3. Cello Ensemble Capsule
Focus on Community: Human Connection and Equity at Heart
“We had the challenge of bringing a piece by Bach together with one explicitly inspired by Bach (that’s why it’s called ‘Bachiana’), composed in Brazil. We wanted to experiment with percussion and develop the rhythmic elements of the piece. The idea of improvisation came from the students. They made a proposal amongst themselves and had time on their own to figure out how to do it. We achieved a lot in a very short period of time.” —Pablo Silva, Firebird, Teatro del Lago
In this cello capsule, the body mirroring we see between students and between students and teachers was introduced by one of our Firebirds as a way to establish deeper human connection, empathy, and equality between all players, as well as release from self-consciousness about physical gesture. It became such a meaningful ritual for their daily learning that they built it into their artistic presentation.
Notice the moment (00:38) when the four teachers playing Bach “pass the baton” to the four students, all from different countries. There is something poignant about the vulnerability of the teachers being supported by four students, the solitary sound bolstered by the loving hope of the young, a next generation bringing depth and beauty to the sound. What will they carry forward?
Also, notice teachers using their cellos as percussive accompaniment in the Villa Lobos…a student cellist accompanying her peers on djembe while they explore improvisation solos…and the cellos themselves as visual equalisers, an octet of humans, not functions. These small decisions were deliberate and intentional; they speak to the culture created by this group over just six days. For me, they enrich the artistic performance.
What did we want these performances to illuminate?
New Firebirds often ask us, “How do I focus on the five AIM pillars as well as getting performance excellence, or without sacrificing it?” Our question in response is, “How can artistic excellence exist without embodiment of these five pillars in the music-making?”
We had two key driving motivations for this project:
- to challenge the limiting belief that artistry is sacrificed when youth ownership, ideas, and direction come into play.
- to illustrate how musical performance itself is an obvious place to find evidence of empowered learning processes and youth development outcomes.

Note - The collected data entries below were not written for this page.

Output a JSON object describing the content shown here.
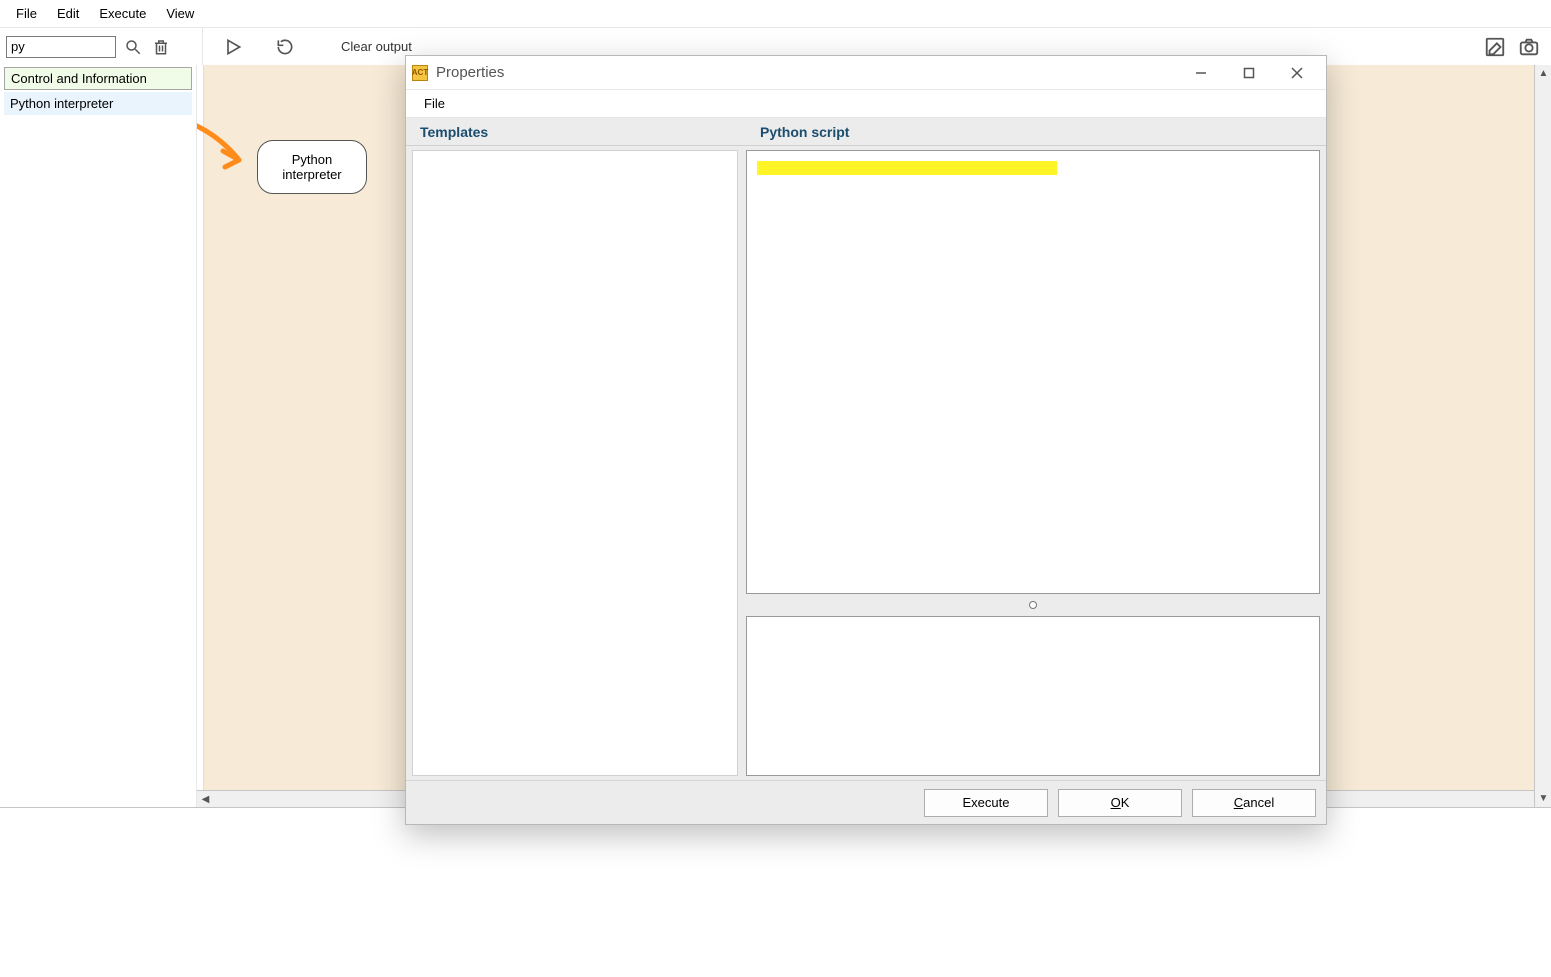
{
  "menubar": {
    "file": "File",
    "edit": "Edit",
    "execute": "Execute",
    "view": "View"
  },
  "toolbar": {
    "search_value": "py",
    "clear_output": "Clear output"
  },
  "sidebar": {
    "category": "Control and Information",
    "item": "Python interpreter"
  },
  "canvas": {
    "node_label": "Python interpreter"
  },
  "dialog": {
    "title": "Properties",
    "file_menu": "File",
    "tab_templates": "Templates",
    "tab_script": "Python script",
    "buttons": {
      "execute": "Execute",
      "ok_u": "O",
      "ok_rest": "K",
      "cancel_u": "C",
      "cancel_rest": "ancel"
    }
  }
}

In addition, we had two key questions to ask ourselves:
- If we agree that all young musicians deserve our higher aspirations and investment in their development, rather than that they simply learn to follow a conductor’s instructions and the notated score, and mechanically operate their instruments, what processes and environments do we, as educators and leaders, need to utilise to ignite deeper artistry in our students?
- When we watch and hear the flowering product of that learning—musical performance—how can we tell that a deeper artistry is being ignited? What evidence in musical performance gives us confidence that we are helping equip students with the kinds of skills and mindsets that will serve them in life?
AIM’s five pillars are never about stopping music to focus on youth development outcomes. I hope these music capsules show how, when teachers shift their perspective from performance to student development, as the primary outcome, the artistic results need not suffer. They can, in fact, be better.